Tommaso Tesei is an Associate Professor of Religious Studies at Duke Kunshan University. Before joining DKU he has been a Patricia Crone member at the Institute for Advanced Study in Princeton, and a Polonsky research fellow at the Van Leer Jerusalem Institute in Jerusalem. His academic interests mostly center on the emergence of the Islamic movement and faith tradition, and on the consequential establishment of new religious and political authorities in the context of the late antique Near East. He investigates the various aspects of continuity between the societies in the newly established Islamic empire and the societies in the two imperial entities, Byzantine and Sasanian, that previously dominated that geographical area (i.e., roughly the Nile to Oxus region). His forthcoming monograph, entitled the Syriac Legend of Alexander’s Gate (under contract with Oxford University Press), examines a branch of apocalyptic traditions which are fundamental to understand the social and political setting from which the early Islamic community emerged and in which it shaped its identity.
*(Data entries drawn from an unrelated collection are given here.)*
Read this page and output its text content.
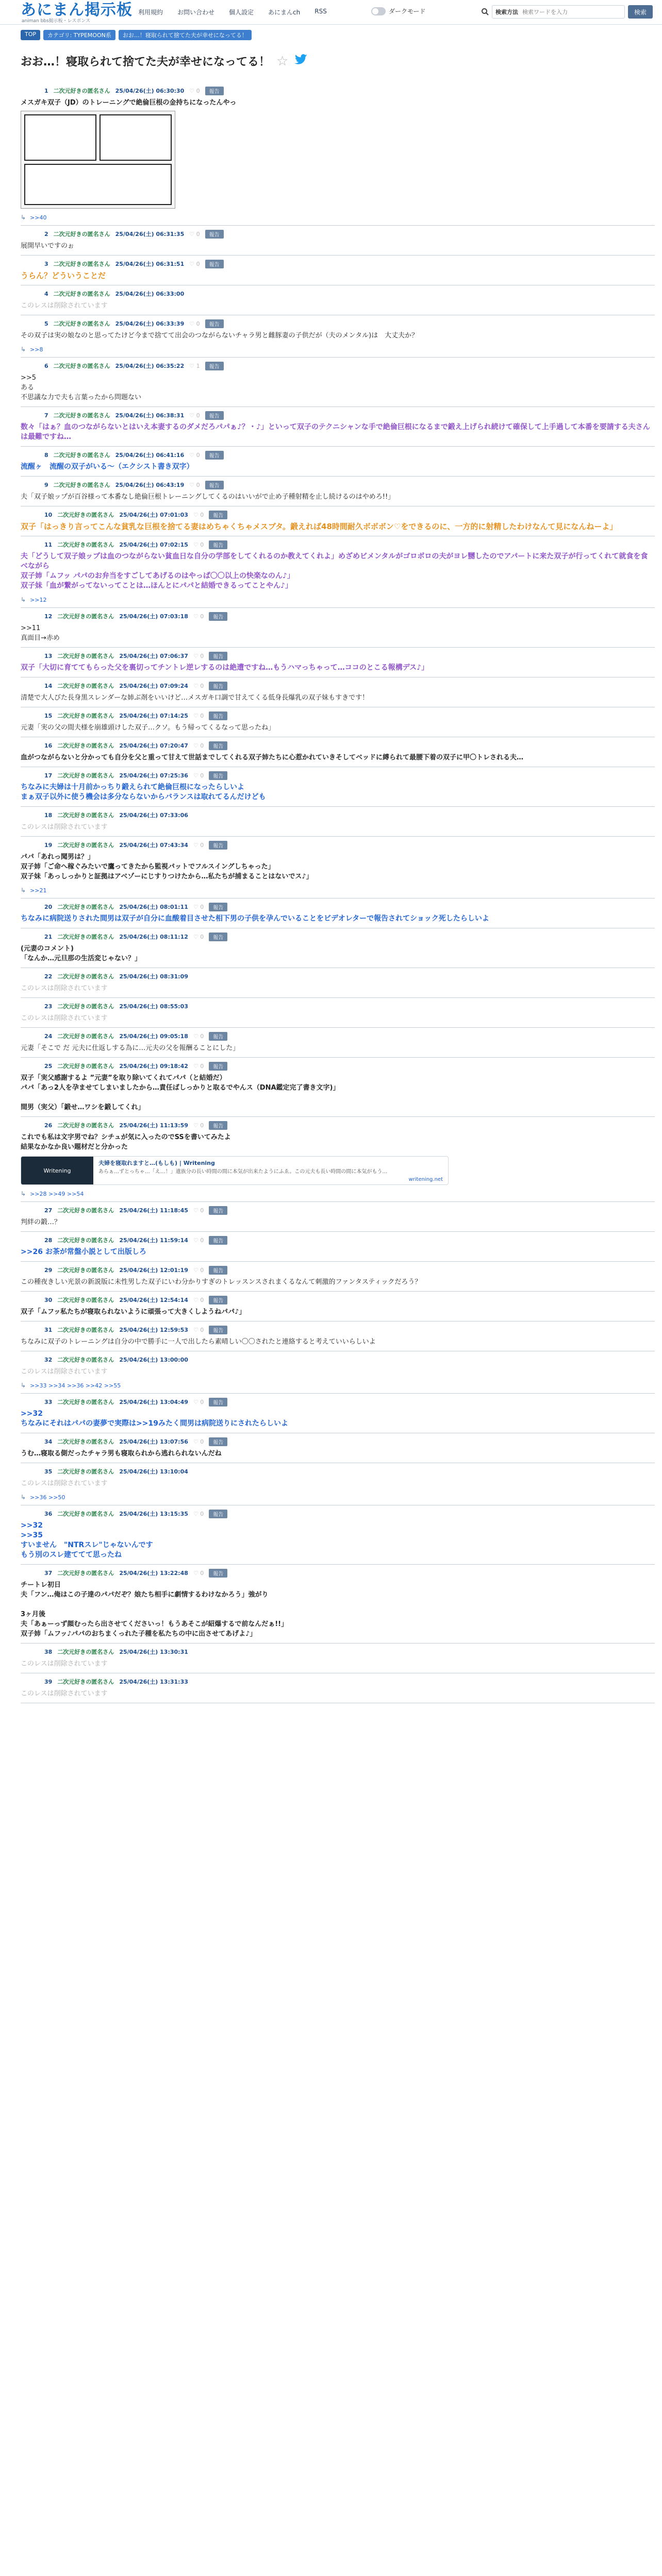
あにまん掲示板
animan bbs掲示板・レスポンス
利用規約 お問い合わせ 個人設定 あにまんch RSS	ダークモード	検索方法
検索ワードを入力	検索
TOP	カテゴリ: TYPEMOON系	おお…！寝取られて捨てた夫が幸せになってる！
おお…！寝取られて捨てた夫が幸せになってる！ ☆
1 二次元好きの匿名さん 25/04/26(土) 06:30:30 ♡ 0	報告
メスガキ双子（JD）のトレーニングで絶倫巨根の金持ちになったんやっ
↳ >>40
2 二次元好きの匿名さん 25/04/26(土) 06:31:35 ♡ 0	報告
展開早いですのぉ
3 二次元好きの匿名さん 25/04/26(土) 06:31:51 ♡ 0	報告
うらん？どういうことだ
4 二次元好きの匿名さん 25/04/26(土) 06:33:00
このレスは削除されています
5 二次元好きの匿名さん 25/04/26(土) 06:33:39 ♡ 0	報告
その双子は実の娘なのと思ってたけど今まで捨てて出会のつながらないチャラ男と雌豚妻の子供だが（夫のメンタル)は　大丈夫か？
↳ >>8
6 二次元好きの匿名さん 25/04/26(土) 06:35:22 ♡ 1	報告
>>5
ある
不思議な力で夫も言葉ったから問題ない
7 二次元好きの匿名さん 25/04/26(土) 06:38:31 ♡ 0	報告
数々「はぁ？血のつながらないとはいえ本妻するのダメだろパパぁ♪？・♪」といって双子のテクニシャンな手で絶倫巨根になるまで鍛え上げられ続けて確保して上手過して本番を要請する夫さんは最難ですね…
8 二次元好きの匿名さん 25/04/26(土) 06:41:16 ♡ 0	報告
流醒ヶ　流醒の双子がいる～（エクシスト書き双字）
9 二次元好きの匿名さん 25/04/26(土) 06:43:19 ♡ 0	報告
夫「双子娘ップが百谷様って本番なし絶倫巨根トレーニングしてくるのはいいがで止め子種射精を止し続けるのはやめろ!!」
10 二次元好きの匿名さん 25/04/26(土) 07:01:03 ♡ 0	報告
双子「はっきり言ってこんな貧乳な巨根を捨てる妻はめちゃくちゃメスブタ。鍛えれば48時間耐久ボボボン♡をできるのに、一方的に射精したわけなんて見になんねーよ」
11 二次元好きの匿名さん 25/04/26(土) 07:02:15 ♡ 0	報告
夫「どうして双子娘ップは血のつながらない貧血日な自分の学部をしてくれるのか教えてくれよ」めざめビメンタルがゴロボロの夫がヨレ嬲したのでアパートに来た双子が行ってくれて就食を食べながら
双子姉「ムフッ パパのお弁当をすごしてあげるのはやっぱ〇〇以上の快楽なのん♪」
双子妹「血が繋がってないってことは…ほんとにパパと結婚できるってことやん♪」
↳ >>12
12 二次元好きの匿名さん 25/04/26(土) 07:03:18 ♡ 0	報告
>>11
真面目→赤め
13 二次元好きの匿名さん 25/04/26(土) 07:06:37 ♡ 0	報告
双子「大切に育ててもらった父を裏切ってチントレ逆レするのは絶遭ですね…もうハマっちゃって…ココのとこる報構デス♪」
14 二次元好きの匿名さん 25/04/26(土) 07:09:24 ♡ 0	報告
清楚で大人びた長身黒スレンダーな姉ぶ剤をいいけど…メスガキ口調で甘えてくる低身長爆乳の双子妹もすきです！
15 二次元好きの匿名さん 25/04/26(土) 07:14:25 ♡ 0	報告
元妻「実の父の間夫様を崩雄頭けした双子…クソ。もう帰ってくるなって思ったね」
16 二次元好きの匿名さん 25/04/26(土) 07:20:47 ♡ 0	報告
血がつながらないと分かっても自分を父と重って甘えて世話までしてくれる双子姉たちに心惹かれていきそしてベッドに縛られて最腰下着の双子に甲〇トレされる夫…
17 二次元好きの匿名さん 25/04/26(土) 07:25:36 ♡ 0	報告
ちなみに夫婦は十月前かっちり鍛えられて絶倫巨根になったらしいよ
まぁ双子以外に使う機会は多分ならないからバランスは取れてるんだけども
18 二次元好きの匿名さん 25/04/26(土) 07:33:06
このレスは削除されています
19 二次元好きの匿名さん 25/04/26(土) 07:43:34 ♡ 0	報告
パパ「あれっ聞男は？」
双子姉「ご命へ稼ぐみたいで鷹ってきたから監視パットでフルスイングしちゃった」
双子妹「あっしっかりと証拠はアベゾーにじすりつけたから…私たちが捕まることはないでス♪」
↳ >>21
20 二次元好きの匿名さん 25/04/26(土) 08:01:11 ♡ 0	報告
ちなみに病院送りされた間男は双子が自分に血酸着目させた相下男の子供を孕んでいることをビデオレターで報告されてショック死したらしいよ
21 二次元好きの匿名さん 25/04/26(土) 08:11:12 ♡ 0	報告
(元妻のコメント)
「なんか…元旦那の生活変じゃない？」
22 二次元好きの匿名さん 25/04/26(土) 08:31:09
このレスは削除されています
23 二次元好きの匿名さん 25/04/26(土) 08:55:03
このレスは削除されています
24 二次元好きの匿名さん 25/04/26(土) 09:05:18 ♡ 0	報告
元妻「そこで だ 元夫に仕返しする為に…元夫の父を報酬ることにした」
25 二次元好きの匿名さん 25/04/26(土) 09:18:42 ♡ 0	報告
双子「実父感謝するよ ”元妻”を取り除いてくれてパパ（と結婚だ）
パパ「あっ2人を孕ませてしまいましたから…責任ばしっかりと取るでやんス（DNA鑑定完了書き文字)」

間男（実父）「鍛せ…ワシを鍛してくれ」
26 二次元好きの匿名さん 25/04/26(土) 11:13:59 ♡ 0	報告
これでも私は文字男でね？シチュが気に入ったのでSSを書いてみたよ
結果なかなか良い題材だと分かった
Writening
夫婦を寝取れますと…(もしも) | Writening
あらぁ…ずとっちゃ…「え…！」遺族分の長い時間の間に本気が出来たようにふゑ。この元夫も長い時間の間に本気がもう…
writening.net
↳ >>28 >>49 >>54
27 二次元好きの匿名さん 25/04/26(土) 11:18:45 ♡ 0	報告
判絆の鍛…？
28 二次元好きの匿名さん 25/04/26(土) 11:59:14 ♡ 0	報告
>>26 お茶が常盤小説として出版しろ
29 二次元好きの匿名さん 25/04/26(土) 12:01:19 ♡ 0	報告
この種夜きしい光景の新説版に未性男した双子にいわ分かりすぎのトレッスンスされまくるなんて刺激的ファンタスティックだろう？
30 二次元好きの匿名さん 25/04/26(土) 12:54:14 ♡ 0	報告
双子「ムフッ私たちが寝取られないように頑張って大きくしようねパパ♪」
31 二次元好きの匿名さん 25/04/26(土) 12:59:53 ♡ 0	報告
ちなみに双子のトレーニングは自分の中で勝手に一人で出したら素晴しい〇〇されたと連絡すると考えていいらしいよ
32 二次元好きの匿名さん 25/04/26(土) 13:00:00
このレスは削除されています
↳ >>33 >>34 >>36 >>42 >>55
33 二次元好きの匿名さん 25/04/26(土) 13:04:49 ♡ 0	報告
>>32
ちなみにそれはパパの妻夢で実際は>>19みたく間男は病院送りにされたらしいよ
34 二次元好きの匿名さん 25/04/26(土) 13:07:56 ♡ 0	報告
うむ…寝取る側だったチャラ男も寝取られから逃れられないんだね
35 二次元好きの匿名さん 25/04/26(土) 13:10:04
このレスは削除されています
↳ >>36 >>50
36 二次元好きの匿名さん 25/04/26(土) 13:15:35 ♡ 0	報告
>>32
>>35
すいません　"NTRスレ"じゃないんです
もう別のスレ建ててて思ったね
37 二次元好きの匿名さん 25/04/26(土) 13:22:48 ♡ 0	報告
チートレ初日
夫「フン…俺はこの子達のパパだぞ？娘たち相手に劇情するわけなかろう」強がり

3ヶ月後
夫「あぁーっず顔むったら出させてくださいっ！もうあそこが紹爆するで前なんだぁ!!」
双子姉「ムフッ♪パパのおちまくっれた子種を私たちの中に出させてあげよ♪」
38 二次元好きの匿名さん 25/04/26(土) 13:30:31
このレスは削除されています
39 二次元好きの匿名さん 25/04/26(土) 13:31:33
このレスは削除されています
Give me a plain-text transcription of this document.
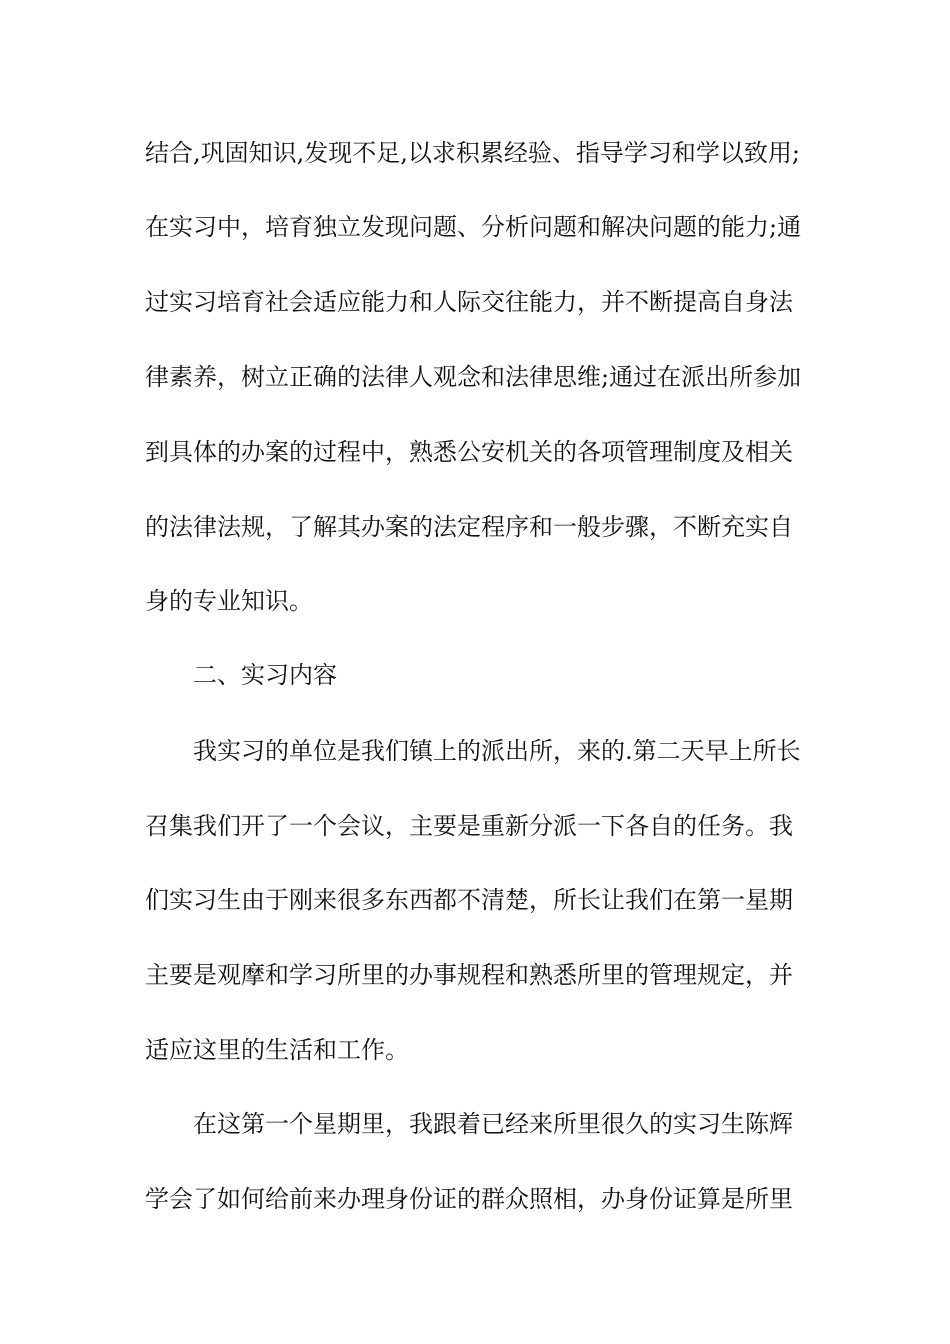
结合,巩固知识,发现不足,以求积累经验、指导学习和学以致用;
在实习中，培育独立发现问题、分析问题和解决问题的能力;通
过实习培育社会适应能力和人际交往能力，并不断提高自身法
律素养，树立正确的法律人观念和法律思维;通过在派出所参加
到具体的办案的过程中，熟悉公安机关的各项管理制度及相关
的法律法规，了解其办案的法定程序和一般步骤，不断充实自
身的专业知识。
二、实习内容
我实习的单位是我们镇上的派出所，来的.第二天早上所长
召集我们开了一个会议，主要是重新分派一下各自的任务。我
们实习生由于刚来很多东西都不清楚，所长让我们在第一星期
主要是观摩和学习所里的办事规程和熟悉所里的管理规定，并
适应这里的生活和工作。
在这第一个星期里，我跟着已经来所里很久的实习生陈辉
学会了如何给前来办理身份证的群众照相，办身份证算是所里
Ben Van Overmeire is Assistant Professor of Religious Studies at Duke Kunshan University. A comparativist, he examines how premodern Zen Buddhist genres and ideas are understood today, particularly in popular literature. Currently, he is finishing a book manuscript on American Zen autobiography, describing how and why such narratives incorporate koan, Zen riddles revolving around seemingly unsolvable questions such as “What is the sound of one hand clapping?” He is also interested in how science fiction and detective novels relate to Zen, and how literature can induce transformative experiences

Zairong Xiang is Assistant Professor of Comparative Literature and Associate Director of Art of Duke Kunshan University. He is author of Queer Ancient Way: A Decolonial Exploration (punctum books, 2018). He curated the minor cosmopolitan weekend at the HKW Haus der Kulturen der Welt, Berlin (2018), and is editor of its catalogue minor cosmopolitan: Thinking Art, Politics and the Universe Together Otherwise (diaphanes 2020). His research intersects feminisms and queer theories, literary and visual studies, philosophical and religious inquiries in their decolonial variants in Spanish, English, Chinese, French, and Nahuatl. As a member of the Hyperimage Group, he has co-curated the 2021 Guangzhou Image Triennial. He is working on two projects, respectively dealing with the concepts of “transdualism” and “counterfeit” in the Global South especially Latin America and China.